Cologne, le pont Hohenzollern bei nacht. Photo Wikipedia.

On était partis par un petit matin clair de juin, Françoise et moi, et avait pris le métro pour rejoindre l’autocar garé près de la Porte de Paris, à Lille. Direction Cologne pour perturber un G7 ou un G8, on ne savait plus très bien, à moins que ce ne fusse un sommet européen, ce qui se faisait beaucoup à l’époque.
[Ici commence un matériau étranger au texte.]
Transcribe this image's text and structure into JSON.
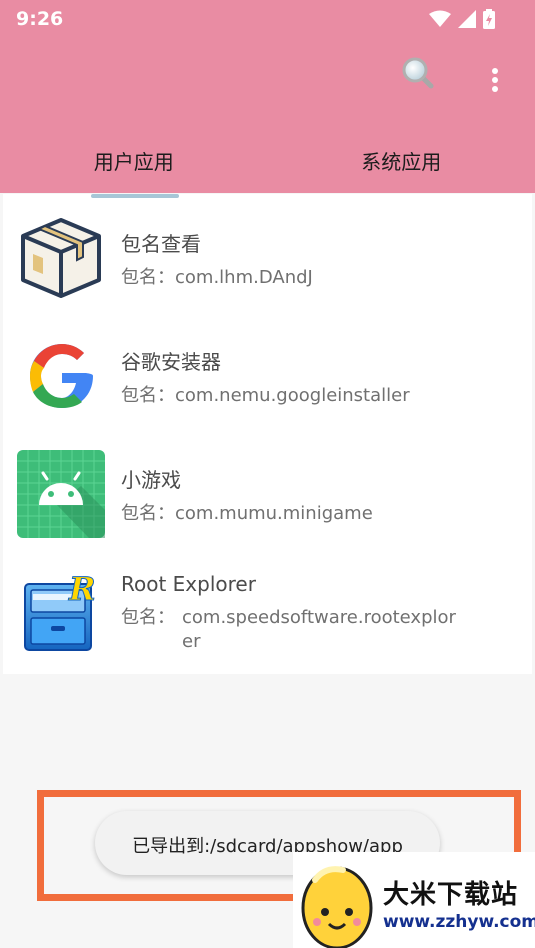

Le bus avait été affrété par le syndicat avec aussi une maigre participation d’Attac et d’A.C !, et, parti de Lille, il devait ramasser des camarades à Arras d’abord, puis à Valenciennes après quoi il serait rempli, plein comme un œuf. À Arras, c’était surtout des syndicalistes du Pas-De-Calais venus des quatre coins du département et, à Valenciennes, pas mal de militants altermondialistes dans la sphère de la Confédération Paysanne ou des mouvements sociaux contre l’OMC.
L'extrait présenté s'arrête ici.